How to Estimate a Regression Model Subject to Parameter Constraints
With multiple linear regression, a statistical model is computed to explain the variability in the dependent variable, Y, as a function of one or more independent variables, X. The model parameters are calculated so as to minimize the difference in the observed y values and the predicted ones. Model parameters have no other constraints in a typical regression analysis.
What if it is desired or necessary to compute a regression model, while ensuring that one or more parameters conform to a set of constraints? This article will explore one avenue of constraining model parameters during the regression function computation using the custom loss function.
For this example, we’ll use the Baseball.sta example spreadsheet in STATISTICA. Select the Home tab and, in the File group, click the Open arrow. Select Open Examples. In the Open a STATISTICA Data File dialog box, double-click on the Datasets folder, then browse to and open Baseball.sta.
In this example, the goal is to model the variable WIN as a function of RUNS, BA, and DP, with no intercept. Using General Linear Models, the regression parameter estimates for the sigma-restricted model are as follows.
These are parameters that are subject only to the constraint of minimizing the squared errors for the estimates from the chosen model.
Now, suppose it is necessary to compute the best regression function for the same variables, no intercept, while constraining all parameters in the model to be positive. How is this accomplished in STATISTICA? By adding penalties to the loss function for parameters outside the desired range.
Select the Statistics tab. In the Advanced/Multivariate group, click Advanced Models and select Nonlinear Estimation. In the Nonlinear Estimation Startup Panel, select User-specified regression, custom loss function.
Click the OK button.
In the User-Specified Regression, Custom Loss dialog box, click the Function to be estimated & loss function button to display the Estimated function and loss function dialog box. Enter the model to estimate. In this case, the model is:
‘WIN’ = B1 * ‘RUNS’ + B2 * ‘BA’ + B3 * ‘DP’
The custom Loss Function is where the constraints of the model are conveyed. The default loss function is the squared difference in observed and predicted Y, WIN in this case. Adding penalty functions to the loss function when parameters go outside of the desired range will effectively constrain those parameters within our desired limits. Here, a penalty should be added if any of the parameters, B1-3, should be other than positive. This is achieved with the following custom loss function:
(OBS-PRED)**2 + (B1<0) * 1000 + (B2<0) * 1000 + (B3<0) * 1000
The loss function is very heavily penalized when any parameter is negative.
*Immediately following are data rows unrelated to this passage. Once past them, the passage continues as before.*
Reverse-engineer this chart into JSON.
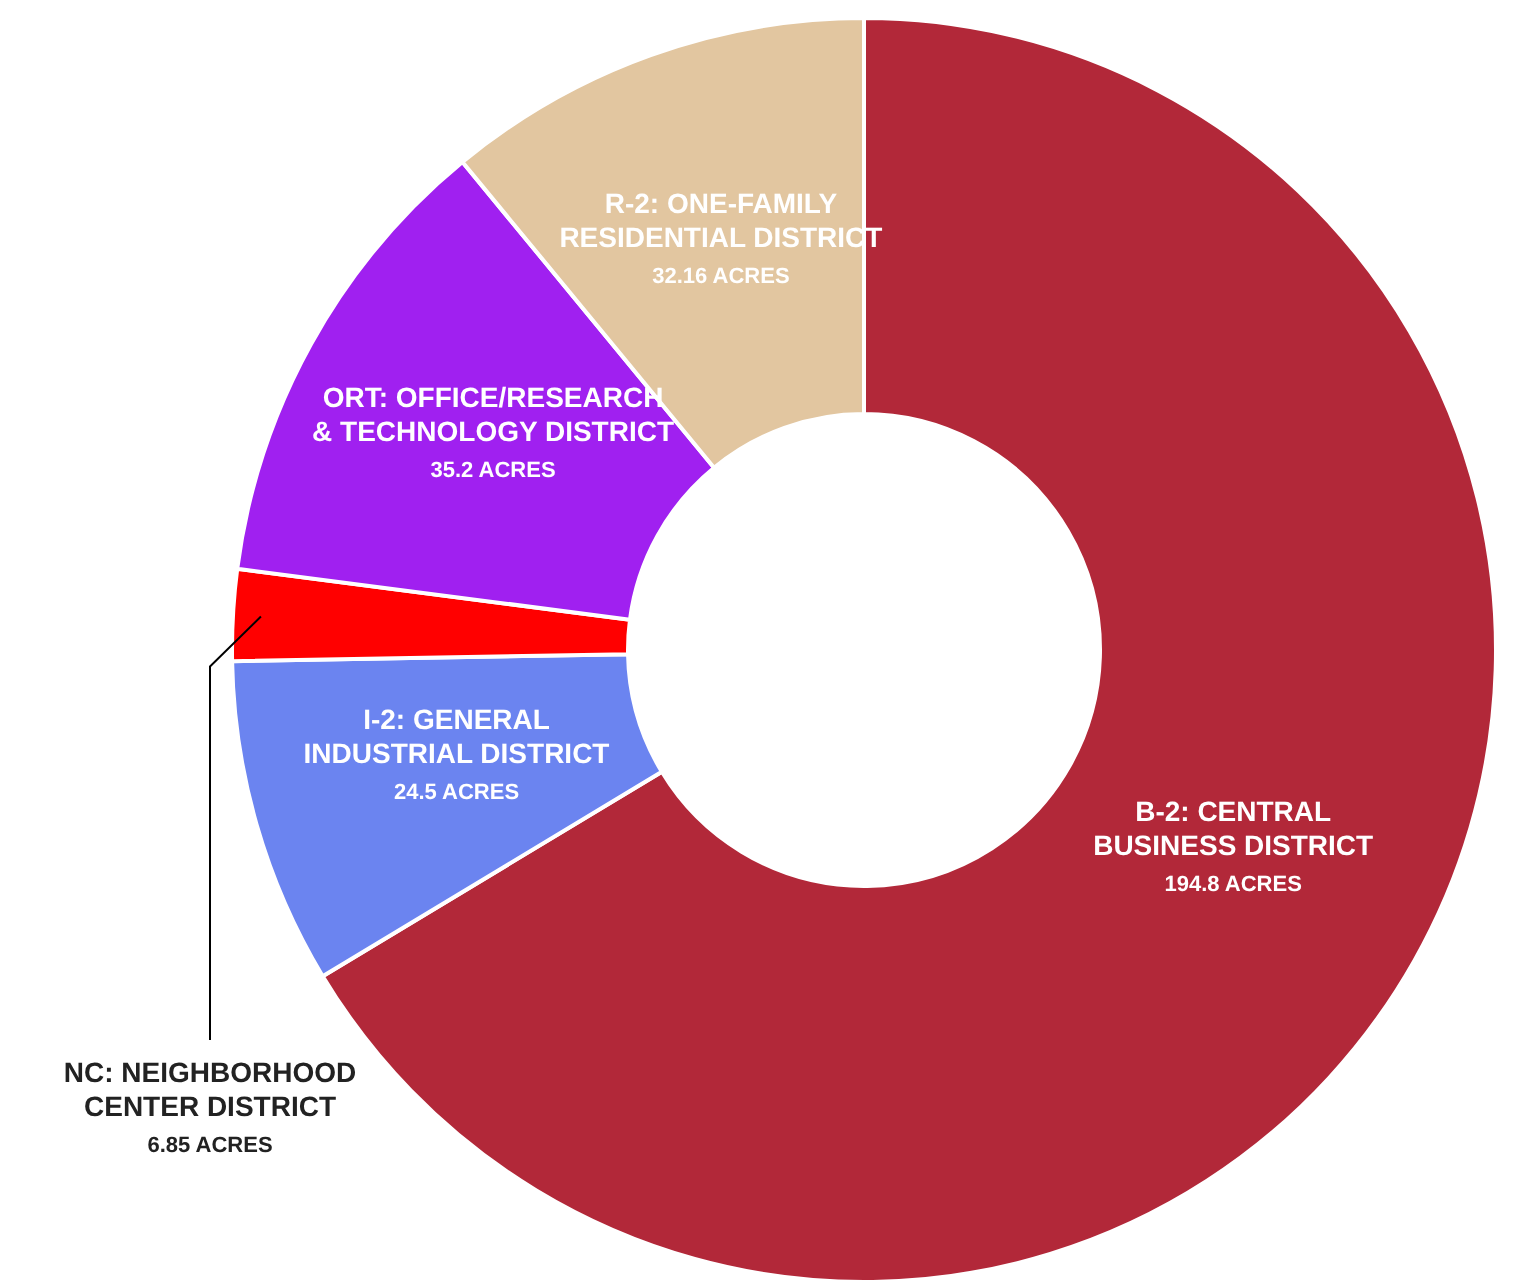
{
  "chart_data": {
    "type": "donut",
    "categories": [
      "B-2:  CENTRAL BUSINESS DISTRICT",
      "I-2:  GENERAL INDUSTRIAL DISTRICT",
      "NC:  NEIGHBORHOOD CENTER DISTRICT",
      "ORT:  OFFICE/RESEARCH & TECHNOLOGY DISTRICT",
      "R-2:  ONE-FAMILY RESIDENTIAL DISTRICT"
    ],
    "values": [
      194.8,
      24.5,
      6.85,
      35.2,
      32.16
    ],
    "colors": [
      "#b22839",
      "#6b84f0",
      "#ff0000",
      "#a020f0",
      "#e2c6a0"
    ],
    "value_labels": [
      "194.8 ACRES",
      "24.5 ACRES",
      "6.85 ACRES",
      "35.2 ACRES",
      "32.16 ACRES"
    ]
  }
}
Click OK in the Estimated function and loss function dialog box. Accept all other default settings, and click OK in the User-Specified Regression, Custom Loss Startup Panel, and then click OK in the Model Estimation dialog box to advance to the Results dialog box. Output the Summary spreadsheet to view the new parameter estimates in this constrained regression. As expected, all parameters are positive.
Using this same strategy, a regression equation can be computed subject to your desired constraints.